Expert: Be Concerned About How Apps Collect, Share Health Data
As of 2016 there were more than 165,000 health and wellness apps available though the Apple App Store alone. According to Rice University medical media expert Kirsten Ostherr, the Food and Drug Administration (FDA) regulates only a fraction of those. Americans should be concerned about how these apps collect, save and share their personal health data, she said.
On Oct. 26 the U.S. Department of Health and Human Services will host a gathering of national experts to discuss "Data Privacy in the Digital Age." Ostherr, who is a professor of English and director of Rice's Medical Futures Lab, has been doing research on health and medical media for over 20 years, from "old" media like celluloid films used for medical education to "new" media like smartphone apps. She will present "Trust and Privacy in the Ecosystems of User-Generated Health and Medical Data" during a panel discussion.
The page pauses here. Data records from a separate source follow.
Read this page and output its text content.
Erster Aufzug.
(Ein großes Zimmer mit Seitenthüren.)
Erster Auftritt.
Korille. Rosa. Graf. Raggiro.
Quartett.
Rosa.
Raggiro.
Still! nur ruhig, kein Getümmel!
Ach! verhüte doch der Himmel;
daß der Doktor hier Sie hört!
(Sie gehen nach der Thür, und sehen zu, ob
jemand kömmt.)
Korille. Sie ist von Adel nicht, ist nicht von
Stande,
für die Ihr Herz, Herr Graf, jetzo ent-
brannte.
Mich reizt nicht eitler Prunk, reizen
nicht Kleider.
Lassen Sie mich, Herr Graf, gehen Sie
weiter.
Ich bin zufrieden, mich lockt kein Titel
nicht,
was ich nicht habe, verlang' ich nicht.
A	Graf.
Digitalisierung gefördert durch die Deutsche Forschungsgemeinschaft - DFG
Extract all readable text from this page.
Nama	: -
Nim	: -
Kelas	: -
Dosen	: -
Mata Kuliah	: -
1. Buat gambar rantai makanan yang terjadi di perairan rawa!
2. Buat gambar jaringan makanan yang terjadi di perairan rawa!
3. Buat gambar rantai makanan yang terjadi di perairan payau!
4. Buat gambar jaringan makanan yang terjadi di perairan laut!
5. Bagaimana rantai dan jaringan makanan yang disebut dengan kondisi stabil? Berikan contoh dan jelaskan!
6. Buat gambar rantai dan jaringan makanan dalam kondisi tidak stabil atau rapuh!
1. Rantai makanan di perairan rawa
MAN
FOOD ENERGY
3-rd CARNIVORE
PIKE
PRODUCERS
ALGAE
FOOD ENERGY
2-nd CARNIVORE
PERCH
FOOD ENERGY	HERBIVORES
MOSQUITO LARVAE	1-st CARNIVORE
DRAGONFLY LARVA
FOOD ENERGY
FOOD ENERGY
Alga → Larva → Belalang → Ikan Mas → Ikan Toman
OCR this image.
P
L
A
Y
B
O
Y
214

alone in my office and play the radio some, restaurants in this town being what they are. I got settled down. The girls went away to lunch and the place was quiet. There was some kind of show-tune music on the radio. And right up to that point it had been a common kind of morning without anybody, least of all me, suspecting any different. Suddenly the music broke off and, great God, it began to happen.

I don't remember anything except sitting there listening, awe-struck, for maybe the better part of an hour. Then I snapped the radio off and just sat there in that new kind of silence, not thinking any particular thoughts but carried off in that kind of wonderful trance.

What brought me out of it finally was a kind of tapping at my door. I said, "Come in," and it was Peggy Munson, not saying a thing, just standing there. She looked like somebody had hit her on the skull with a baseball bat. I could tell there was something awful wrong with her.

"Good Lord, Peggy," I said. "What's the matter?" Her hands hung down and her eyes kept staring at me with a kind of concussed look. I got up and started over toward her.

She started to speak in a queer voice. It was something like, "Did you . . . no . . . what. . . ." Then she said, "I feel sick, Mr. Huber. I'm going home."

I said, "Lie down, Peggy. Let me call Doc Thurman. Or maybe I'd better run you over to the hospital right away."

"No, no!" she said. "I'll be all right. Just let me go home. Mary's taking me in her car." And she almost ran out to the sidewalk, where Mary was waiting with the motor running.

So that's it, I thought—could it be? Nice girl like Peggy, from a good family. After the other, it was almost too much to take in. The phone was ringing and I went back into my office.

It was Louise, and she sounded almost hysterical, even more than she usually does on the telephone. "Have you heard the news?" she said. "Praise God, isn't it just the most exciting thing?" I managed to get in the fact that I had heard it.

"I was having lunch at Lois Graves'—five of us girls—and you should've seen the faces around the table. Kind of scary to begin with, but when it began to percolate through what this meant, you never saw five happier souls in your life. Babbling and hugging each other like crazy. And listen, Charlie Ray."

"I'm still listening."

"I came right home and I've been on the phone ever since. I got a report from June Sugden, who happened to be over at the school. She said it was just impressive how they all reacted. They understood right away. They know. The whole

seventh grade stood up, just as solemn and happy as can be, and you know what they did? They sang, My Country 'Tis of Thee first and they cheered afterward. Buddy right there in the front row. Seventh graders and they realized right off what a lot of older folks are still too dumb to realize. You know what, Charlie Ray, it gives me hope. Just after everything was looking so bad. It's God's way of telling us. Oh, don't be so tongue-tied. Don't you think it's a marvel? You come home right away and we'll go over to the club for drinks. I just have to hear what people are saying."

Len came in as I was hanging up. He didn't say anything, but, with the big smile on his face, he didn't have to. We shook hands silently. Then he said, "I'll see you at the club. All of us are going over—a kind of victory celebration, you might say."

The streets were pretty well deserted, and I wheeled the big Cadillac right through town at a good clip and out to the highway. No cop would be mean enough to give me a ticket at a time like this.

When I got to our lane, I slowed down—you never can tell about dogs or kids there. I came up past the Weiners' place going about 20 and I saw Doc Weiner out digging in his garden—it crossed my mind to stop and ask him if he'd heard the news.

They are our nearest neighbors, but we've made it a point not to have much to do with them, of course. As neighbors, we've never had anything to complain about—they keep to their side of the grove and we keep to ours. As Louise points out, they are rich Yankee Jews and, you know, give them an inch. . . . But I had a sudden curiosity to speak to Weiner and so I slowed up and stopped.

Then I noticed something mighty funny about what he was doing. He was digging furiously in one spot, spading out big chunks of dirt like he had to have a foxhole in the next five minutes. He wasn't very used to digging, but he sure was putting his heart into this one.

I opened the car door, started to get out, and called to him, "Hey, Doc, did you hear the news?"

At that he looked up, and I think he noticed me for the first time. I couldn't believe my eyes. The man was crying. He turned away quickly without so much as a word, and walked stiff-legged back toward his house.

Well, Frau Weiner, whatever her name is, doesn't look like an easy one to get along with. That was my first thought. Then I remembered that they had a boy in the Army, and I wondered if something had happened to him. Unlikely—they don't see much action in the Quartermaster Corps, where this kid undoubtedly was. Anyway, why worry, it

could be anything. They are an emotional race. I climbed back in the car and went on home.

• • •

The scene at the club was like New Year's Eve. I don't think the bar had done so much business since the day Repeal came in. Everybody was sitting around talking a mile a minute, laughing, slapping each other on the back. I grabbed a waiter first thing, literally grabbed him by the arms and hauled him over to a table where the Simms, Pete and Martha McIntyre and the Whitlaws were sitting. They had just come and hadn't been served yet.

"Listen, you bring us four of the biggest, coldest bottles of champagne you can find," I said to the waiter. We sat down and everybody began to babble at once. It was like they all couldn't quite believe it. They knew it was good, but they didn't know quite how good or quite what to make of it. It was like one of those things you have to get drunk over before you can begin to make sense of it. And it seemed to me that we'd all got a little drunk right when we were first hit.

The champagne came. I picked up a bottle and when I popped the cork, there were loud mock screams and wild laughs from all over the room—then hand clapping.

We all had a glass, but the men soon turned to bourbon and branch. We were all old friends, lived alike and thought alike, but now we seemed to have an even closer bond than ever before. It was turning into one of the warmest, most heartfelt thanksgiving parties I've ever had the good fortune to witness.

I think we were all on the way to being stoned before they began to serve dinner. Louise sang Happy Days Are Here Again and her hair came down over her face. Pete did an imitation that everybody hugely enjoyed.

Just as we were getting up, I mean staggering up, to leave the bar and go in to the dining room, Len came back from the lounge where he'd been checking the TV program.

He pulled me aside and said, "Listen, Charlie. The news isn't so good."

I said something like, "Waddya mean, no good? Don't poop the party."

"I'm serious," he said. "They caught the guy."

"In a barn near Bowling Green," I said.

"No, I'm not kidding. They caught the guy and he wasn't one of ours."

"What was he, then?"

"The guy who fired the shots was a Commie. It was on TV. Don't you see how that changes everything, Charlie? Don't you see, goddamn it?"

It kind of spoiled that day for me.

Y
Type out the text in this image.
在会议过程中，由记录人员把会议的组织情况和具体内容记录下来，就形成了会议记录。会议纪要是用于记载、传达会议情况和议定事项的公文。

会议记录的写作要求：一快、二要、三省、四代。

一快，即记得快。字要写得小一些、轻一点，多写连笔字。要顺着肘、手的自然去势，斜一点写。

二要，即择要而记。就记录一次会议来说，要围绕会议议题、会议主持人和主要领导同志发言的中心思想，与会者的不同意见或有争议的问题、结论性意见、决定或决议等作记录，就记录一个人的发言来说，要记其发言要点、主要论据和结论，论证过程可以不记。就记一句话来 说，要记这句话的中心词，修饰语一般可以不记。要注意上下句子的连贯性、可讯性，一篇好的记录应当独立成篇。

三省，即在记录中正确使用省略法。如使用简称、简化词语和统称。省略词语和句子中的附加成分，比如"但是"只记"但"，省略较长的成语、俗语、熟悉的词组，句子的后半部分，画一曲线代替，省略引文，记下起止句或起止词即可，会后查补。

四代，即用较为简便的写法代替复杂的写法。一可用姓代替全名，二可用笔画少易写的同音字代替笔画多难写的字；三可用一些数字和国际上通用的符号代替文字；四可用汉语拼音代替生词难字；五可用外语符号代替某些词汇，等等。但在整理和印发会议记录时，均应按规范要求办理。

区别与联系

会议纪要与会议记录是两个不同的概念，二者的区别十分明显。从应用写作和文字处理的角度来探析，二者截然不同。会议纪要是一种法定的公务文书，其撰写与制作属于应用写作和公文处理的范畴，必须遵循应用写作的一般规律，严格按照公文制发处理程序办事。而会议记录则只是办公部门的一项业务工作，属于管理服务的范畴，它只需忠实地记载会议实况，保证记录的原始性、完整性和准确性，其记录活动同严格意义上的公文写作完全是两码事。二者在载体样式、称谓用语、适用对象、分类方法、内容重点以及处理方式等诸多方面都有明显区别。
"Members of the general public, including patients, have begun to play a newly important role in collecting data about health and disease," Ostherr said. "With the rise of mobile apps and the growth of smartphone and wearable-device use, people's daily lives have become experiments 'in the wild.'"
The data collected through these devices offer new opportunities and challenges to researchers who want to gather information about human behavior outside the controlled settings of lab-based studies, she said. However, what the researchers can achieve with the user-generated health data relies heavily on participants' willingness to share their data, even when doing so may not serve their own best interests.
"Part of my research is looking at ways the boundaries between medical and nonmedical environments are dissolving through the proliferation of apps that allow people to manage their own care outside of clinical settings," she said. "In some ways those boundaries are breaking down because a lot of things that used to only happen inside of hospitals can happen outside of them now."
Federal and state policy regulations that shape how personal health data is shared are currently in place. They set rigid boundaries between traditional clinical settings or "medical domains" and domains outside of traditional clinical settings, Ostherr said. But depending on how an app is classified by the FDA, the health-related data an app collects might not be protected.
She said apps that make medical or therapeutic claims are considered a medical device and must go through the FDA procedures for approval and regulation. For some companies, that process is worth the time and effort, because their product could become covered by insurance.
But the vast majority of apps provide "helpful hints" in response to user-entered data, such as ideas for alleviating symptoms of a migraine.
"If your app carefully sidesteps claiming any kind of medical intervention, then it's a health and wellness app and not a medical device -- and it is not regulated," Ostherr said.
Regardless of whether an app is regulated, Ostherr said, they are all "capturing tons of personal data, some of which would be classified as personal health information if it were subject to oversight by the Health Insurance Portability and Accountability Act."
And, she said, the likelihood that the data from the unregulated health apps makes its way back into a medical setting where a patient could benefit from a physician's review of that data is "almost nil."